In the run up to the big day, tension was heightened after several senior members of the family were arrested. David Ungi's two younger brothers, Brian and Colin, were arrested in connection with a revenge shooting on a rival gang boss and on the eve of the funeral, in an operation to smash a national drugs ring, police arrested Ungi's uncle Brian Fitzgibbons, 47, and charged him with conspiracy to produce and supply Ecstasy. It was not disputed by any side that David Ungi was clearly one fatality in a long-running gang war.
However, the immediate sequence of events which led to his death were far less dramatic. They revolved around a low-level dispute between the gangs over the rights to use a local pub which the Ungis had unofficially taken over one year earlier. It was a classic Ungi tactic. Move in on a nightclub or a pub, take the premises over and turn it in to a powerbase from which to direct crime. Ironically, it was the same
modus operandi
which had brought them into conflict with Paul Grimes 30 years earlier.
PAUL: The Oslo was a rough house, full of hell-raising seafarer types, and brasses and all of that to do. There was a lot violence all the time. But it didn't matter. I fucking loved it in there.

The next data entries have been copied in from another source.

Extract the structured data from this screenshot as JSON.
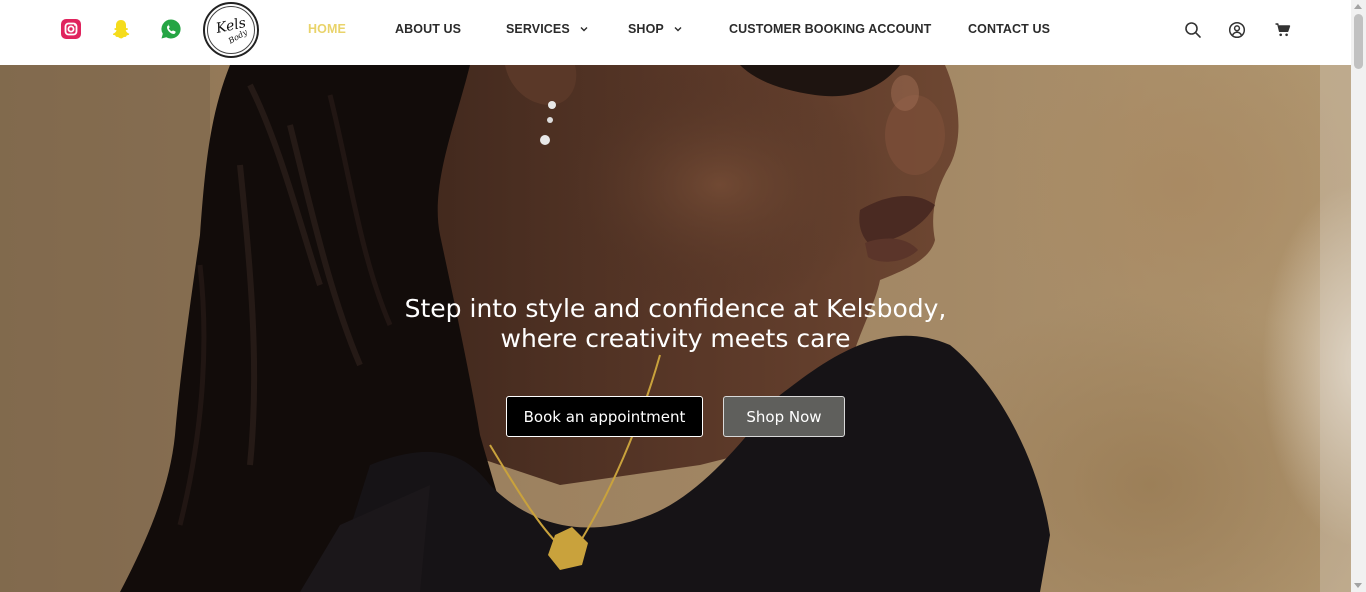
{
  "header": {
    "social": [
      {
        "name": "instagram-icon",
        "color": "#e0245e"
      },
      {
        "name": "snapchat-icon",
        "color": "#f5dc1c"
      },
      {
        "name": "whatsapp-icon",
        "color": "#25a544"
      }
    ],
    "logo": {
      "line1": "Kels",
      "line2": "Body"
    },
    "nav": {
      "home": "HOME",
      "about": "ABOUT US",
      "services": "SERVICES",
      "shop": "SHOP",
      "booking": "CUSTOMER BOOKING ACCOUNT",
      "contact": "CONTACT US"
    },
    "active_color": "#e9d36a",
    "icons": [
      "search-icon",
      "account-icon",
      "cart-icon"
    ]
  },
  "hero": {
    "title_line1": "Step into style and confidence at Kelsbody,",
    "title_line2": "where creativity meets care",
    "book_button": "Book an appointment",
    "shop_button": "Shop Now"
  }
}
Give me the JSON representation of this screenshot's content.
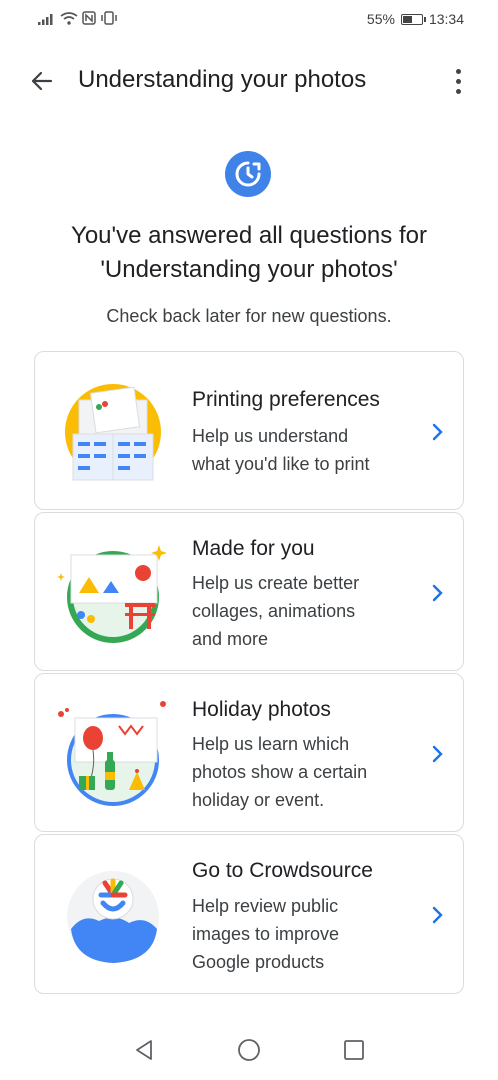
{
  "status_bar": {
    "battery_percent": "55%",
    "battery_level": 0.55,
    "time": "13:34"
  },
  "app_bar": {
    "title": "Understanding your photos",
    "back_icon": "arrow-back-icon",
    "menu_icon": "more-vert-icon"
  },
  "hero": {
    "icon": "clock-check-icon",
    "headline_line1": "You've answered all questions for",
    "headline_line2": "'Understanding your photos'",
    "subtext": "Check back later for new questions."
  },
  "cards": [
    {
      "title": "Printing preferences",
      "desc_line1": "Help us understand",
      "desc_line2": "what you'd like to print",
      "desc_line3": ""
    },
    {
      "title": "Made for you",
      "desc_line1": "Help us create better",
      "desc_line2": "collages, animations",
      "desc_line3": "and more"
    },
    {
      "title": "Holiday photos",
      "desc_line1": "Help us learn which",
      "desc_line2": "photos show a certain",
      "desc_line3": "holiday or event."
    },
    {
      "title": "Go to Crowdsource",
      "desc_line1": "Help review public",
      "desc_line2": "images to improve",
      "desc_line3": "Google products"
    }
  ],
  "colors": {
    "accent_blue": "#4285f4",
    "chevron_blue": "#1a73e8",
    "yellow": "#fbbc04",
    "green": "#34a853",
    "red": "#ea4335"
  },
  "nav": {
    "back": "nav-back-icon",
    "home": "nav-home-icon",
    "recents": "nav-recents-icon"
  }
}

You could stench the atmosphere. A pure cocktail of sex and roughness. I was made up because I was knees deep with a different pay-per-view girl every night. I was 17.
But as well as the good times there was always business to be taken care of. One Sunday night I was in there having a drink. Suddenly, I hears the wife of the owner scream, blood curdling and all, too. So I jumps up and has a peep into the porchway. Norman the doorman was getting purely filled in by a team of local gangsters.

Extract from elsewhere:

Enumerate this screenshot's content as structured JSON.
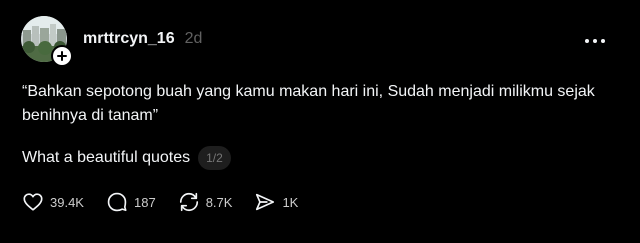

I noticed that they were well dressed, this little firm. But only young lads, they were – 18, 19, 20. Bit older than me, to be fair, but was still kiddies all the same.

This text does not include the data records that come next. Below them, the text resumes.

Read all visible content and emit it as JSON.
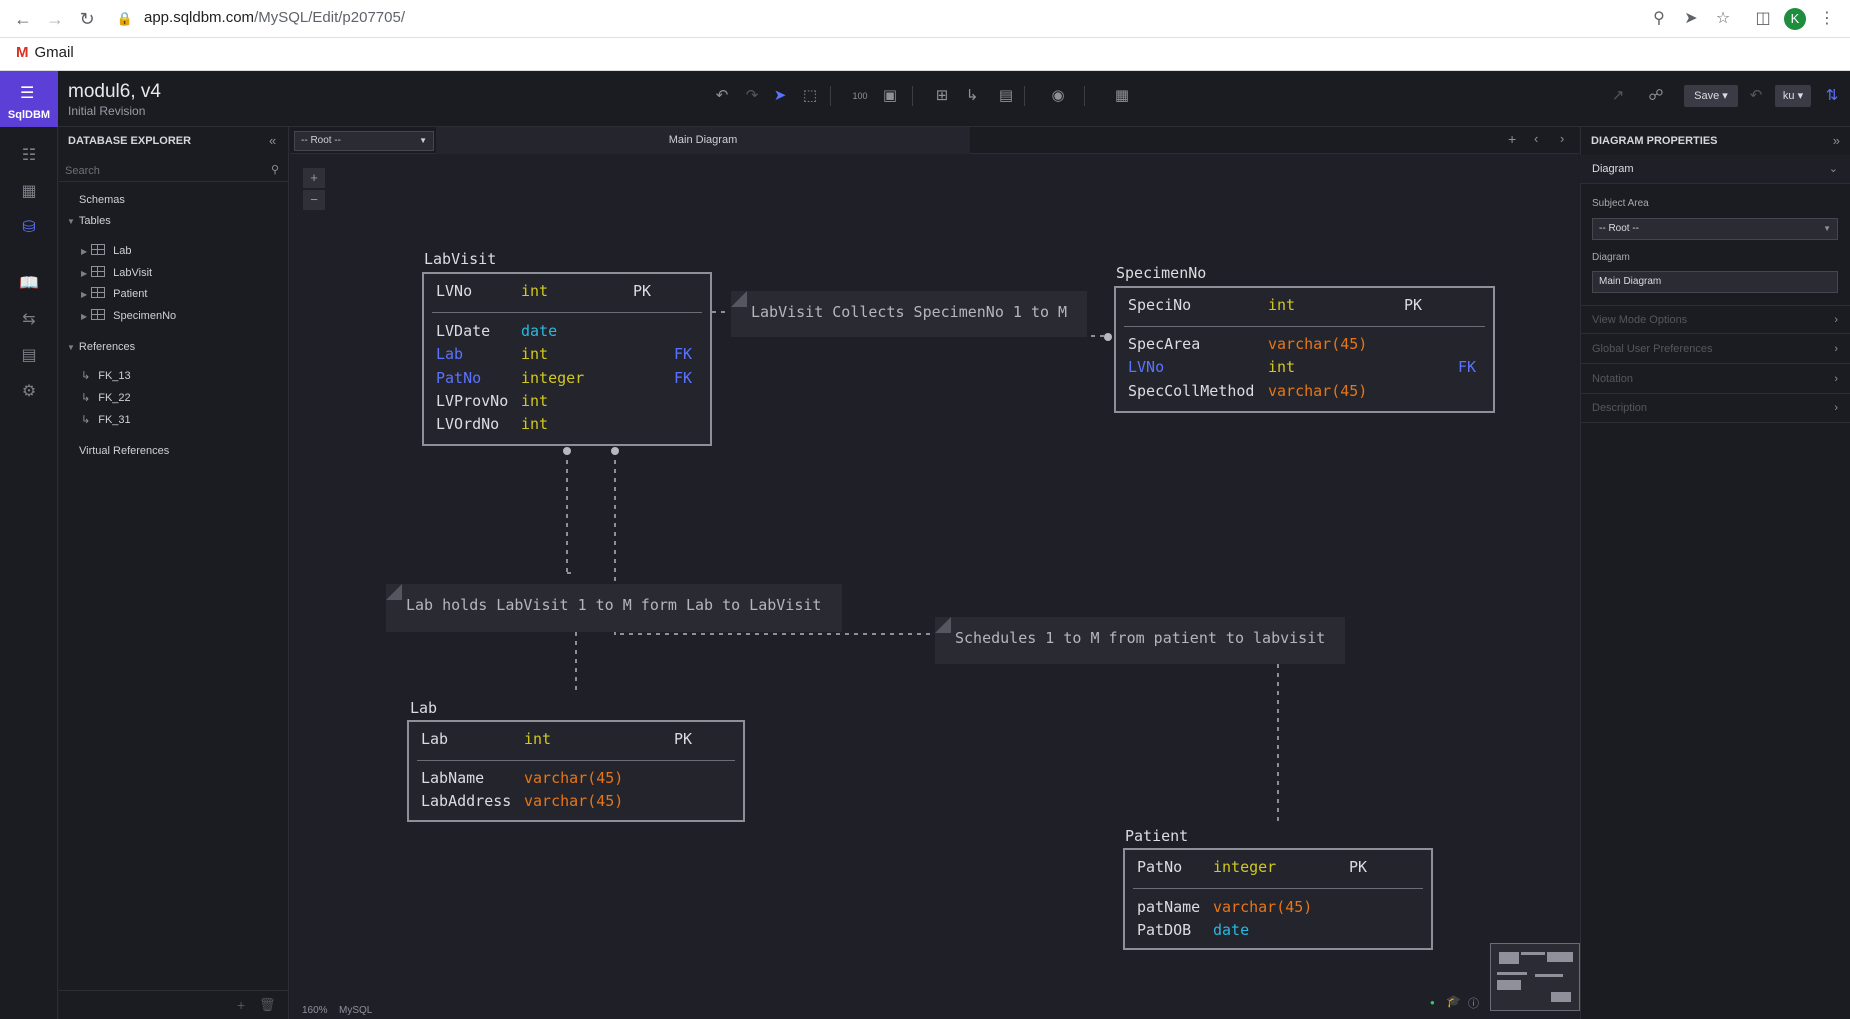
{
  "browser": {
    "url_host": "app.sqldbm.com",
    "url_path": "/MySQL/Edit/p207705/",
    "bookmark": "Gmail",
    "profile_initial": "K"
  },
  "header": {
    "logo_text": "SqlDBM",
    "project_title": "modul6, v4",
    "revision": "Initial Revision",
    "save_label": "Save",
    "user_label": "ku"
  },
  "explorer": {
    "title": "DATABASE EXPLORER",
    "search_placeholder": "Search",
    "schemas": "Schemas",
    "tables_label": "Tables",
    "tables": [
      "Lab",
      "LabVisit",
      "Patient",
      "SpecimenNo"
    ],
    "references_label": "References",
    "references": [
      "FK_13",
      "FK_22",
      "FK_31"
    ],
    "virtual_references": "Virtual References"
  },
  "canvas": {
    "root_select": "-- Root --",
    "diagram_tab": "Main Diagram",
    "zoom": "160%",
    "db": "MySQL"
  },
  "tables": {
    "labvisit": {
      "name": "LabVisit",
      "pk_row": {
        "col": "LVNo",
        "type": "int",
        "key": "PK"
      },
      "rows": [
        {
          "col": "LVDate",
          "type": "date",
          "key": ""
        },
        {
          "col": "Lab",
          "type": "int",
          "key": "FK"
        },
        {
          "col": "PatNo",
          "type": "integer",
          "key": "FK"
        },
        {
          "col": "LVProvNo",
          "type": "int",
          "key": ""
        },
        {
          "col": "LVOrdNo",
          "type": "int",
          "key": ""
        }
      ]
    },
    "specimenno": {
      "name": "SpecimenNo",
      "pk_row": {
        "col": "SpeciNo",
        "type": "int",
        "key": "PK"
      },
      "rows": [
        {
          "col": "SpecArea",
          "type": "varchar(45)",
          "key": ""
        },
        {
          "col": "LVNo",
          "type": "int",
          "key": "FK"
        },
        {
          "col": "SpecCollMethod",
          "type": "varchar(45)",
          "key": ""
        }
      ]
    },
    "lab": {
      "name": "Lab",
      "pk_row": {
        "col": "Lab",
        "type": "int",
        "key": "PK"
      },
      "rows": [
        {
          "col": "LabName",
          "type": "varchar(45)",
          "key": ""
        },
        {
          "col": "LabAddress",
          "type": "varchar(45)",
          "key": ""
        }
      ]
    },
    "patient": {
      "name": "Patient",
      "pk_row": {
        "col": "PatNo",
        "type": "integer",
        "key": "PK"
      },
      "rows": [
        {
          "col": "patName",
          "type": "varchar(45)",
          "key": ""
        },
        {
          "col": "PatDOB",
          "type": "date",
          "key": ""
        }
      ]
    }
  },
  "notes": {
    "collects": "LabVisit Collects SpecimenNo 1 to M",
    "holds": "Lab holds LabVisit 1 to M form Lab to LabVisit",
    "schedules": "Schedules 1 to M from patient to labvisit"
  },
  "properties": {
    "title": "DIAGRAM PROPERTIES",
    "section_diagram": "Diagram",
    "subject_area_label": "Subject Area",
    "subject_area_value": "-- Root --",
    "diagram_label": "Diagram",
    "diagram_value": "Main Diagram",
    "collapsed_sections": [
      "View Mode Options",
      "Global User Preferences",
      "Notation",
      "Description"
    ]
  },
  "colors": {
    "accent": "#5b3fd6",
    "type_int": "#d1c81e",
    "type_date": "#29b8e0",
    "type_varchar": "#e67617",
    "fk": "#5a73ff"
  }
}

I didn't like the fact that there was six onto one so I jumps into the mix and dishes out a few small, controlled digs. There was no room for serious contact, to be fair. So I gives them a few slaps. Then threw them out one-by-one.
Then the owner pops over for a word, looking a bit chocca about all this. He informs myself that the team I've just seen off are this Ungi crew, which, he says, are a bad firm. The owner said that what they liked to do was go into a club and make it look like they controlled the place so they could do what they wanted. Then they just take it over. No back answers.
The owner said that this little firm of no marks had already wrecked the place twice and was always purely trying to get in and do more business. His head was a bit wrecked over it all.
In fairness, this place was pure wide open for the likes of this squadron to home in on. I knew where he was going with all this, by the way. Billy Grimwood had been investing into nightclubs for a while and I was au fait with doors and all of that.
So, not to put too fine a point on it, I understands quickly that this feller needs a sponsor. Someone to take over the door. And more than just a team of meatheads and all. A proper out-sourcer who can take all this shite off his mind so he can get on with the real business of shifting cellar loads of overpriced vodka to the international seafaring community. What was required was a staunch community leader, if you will, capable of keeping the likes of these dogs on a short leash.
Then comes the $64,000 question, spelt out. Will I takes over the door? Get paid. Don't mind if I do, thank you very much. I was only 17. Already I was being cut into half a decent skenario about the town and that.